Nach dem Gottesdienst hatten wir ein Gespräch mit dem leitenden Pastor und einigen Verantwortlichen – in einem Raum ohne offensichtliche Kameras! 18.000 Gemeindemitglieder, fünf Gottesdienste. Unsere Frage: „Wir haben auch Kinder gesehen, ist das nicht verboten?“ – „Doch, aber wir halten Kindergottesdienst, nennen das Kinderbetreuung. Natürlich mit biblischer Geschichte, Gebeten und viel Singen. Aber sagt es nicht weiter …“
Freiheit nur für Touristen?
Zu einem anderen Gottesdienst kommen wir unangemeldet. Im Hotel hatten wir nach einer evangelischen Kirche gefragt. So etwas gebe es in der Stadt nicht, war die Antwort – sicher eine ehrliche, man wusste nichts von den Christen. Das Internet half: Zwei Kirchen gibt es in dem Ort. Das Hotel organisierte uns einen Bus und wir trafen auf eine fröhliche – wieder begeisternd laut singende – Gemeinde. Auch hier viele Kinder, die sich in einem besonderen Raum versammelten. Zwei weitere Nebenräume waren mit Monitoren ausgestattet, dort verfolgten dicht gedrängt noch einmal viele Besucher den Gottesdienst. Nach dem offiziellen Schluss des Gottesdienstes kamen etwa 30 Kinder auf den Altarplatz, zogen ihre Schuhe aus und begannen unter Anleitung von ehrenamtlichen jungen Frauen Kinderlieder zu singen. Die begleitenden Bewegungen waren eine tänzerische Einlage der Anbetung. Etliche ältere Gemeindeglieder saßen in den Bänken und es liefen ihnen die Tränen nur so über die Wangen.

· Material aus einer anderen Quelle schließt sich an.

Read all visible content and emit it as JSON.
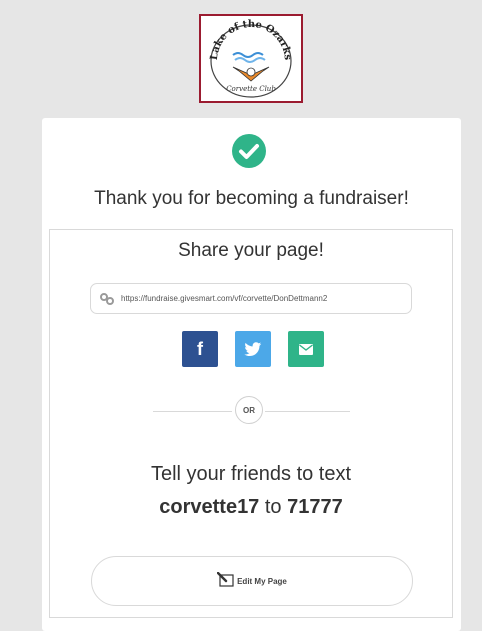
{
  "logo": {
    "top_text": "Lake of the Ozarks",
    "bottom_text": "Corvette Club",
    "border_color": "#9b1b30"
  },
  "card": {
    "check_icon": "check-circle-icon",
    "check_color": "#2fb489",
    "title": "Thank you for becoming a fundraiser!"
  },
  "share": {
    "title": "Share your page!",
    "url_icon": "link-icon",
    "url": "https://fundraise.givesmart.com/vf/corvette/DonDettmann2",
    "buttons": [
      {
        "name": "facebook",
        "icon": "facebook-icon",
        "glyph": "f",
        "color": "#2d5191"
      },
      {
        "name": "twitter",
        "icon": "twitter-icon",
        "color": "#4ca8e8"
      },
      {
        "name": "email",
        "icon": "email-icon",
        "color": "#2fb489"
      }
    ],
    "or_label": "OR"
  },
  "text_to_give": {
    "line1": "Tell your friends to text",
    "keyword": "corvette17",
    "connector": " to ",
    "number": "71777"
  },
  "edit": {
    "icon": "edit-icon",
    "label": "Edit My Page"
  }
}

Apropos Hotel: Auf einer grandiosen Terrasse setzten wir wuchtige Sessel in eine Runde und hielten zweimal miteinander Bibelarbeit. Wir sangen auch, aber das schien niemanden zu stören. Überhaupt hielten wir meist in der Hotellobby unsere Morgenandachten, manchmal in einem Tempelpark oder in einer offenen Kirche. Ist das nur Freiheit für die Touristen?
Kreuze am Fenster
Kontakt mit einem Leiter einer Hauskirche hatten wir auch. Er konnte nur zu uns kommen – die Gemeinde mit einer so großen Ausländergruppe zu besuchen, wäre für sie zu problematisch geworden. Er erzählte uns freimütig, mit welchen Behinderungen sie lebten, aber dass dies der Freude am Glauben und der missionarischen Kraft keinen Abbruch tue. Ihm war nur wichtig, dass wir alle während des Abends unsere Handys ausschalteten – was einen Einblick in eine Situation gab, die uns (noch) völlig fremd ist.
Eine unverhoffte Begegnung hatte ich bei einem Sonntagsbummel durch die Stadt. An zwei Fenstern im ersten Stock sah ich unmissverständlich Kreuze. Es war nicht einfach, in dieses Haus zu kommen, vorbei an Sicherheitspersonal, ein klappriger Fahrstuhl, finstere Gänge. Ich war in irgendeinem Gesundheitszentrum gelandet. In verschiedenen Zimmern mit offenen Türen warteten Menschen oder ließen sich behandeln. Man blickte mich verstört an, wies mir aber den Weg zu einer geschlossenen braunen Tür mit einem großen weißen Kreuz.
Ein Mann öffnete und ich stand – wie von Gottes Geist geführt – in einer Hausgemeinde. Der Gottesdienst war schon am Vormittag gewesen, aber das hier lebende Ehepaar freute sich, einen Bruder aus Europa zu treffen. Englisch ging nichts, aber wir beteten zusammen und segneten uns gegenseitig – soweit reichte mein Chinesisch.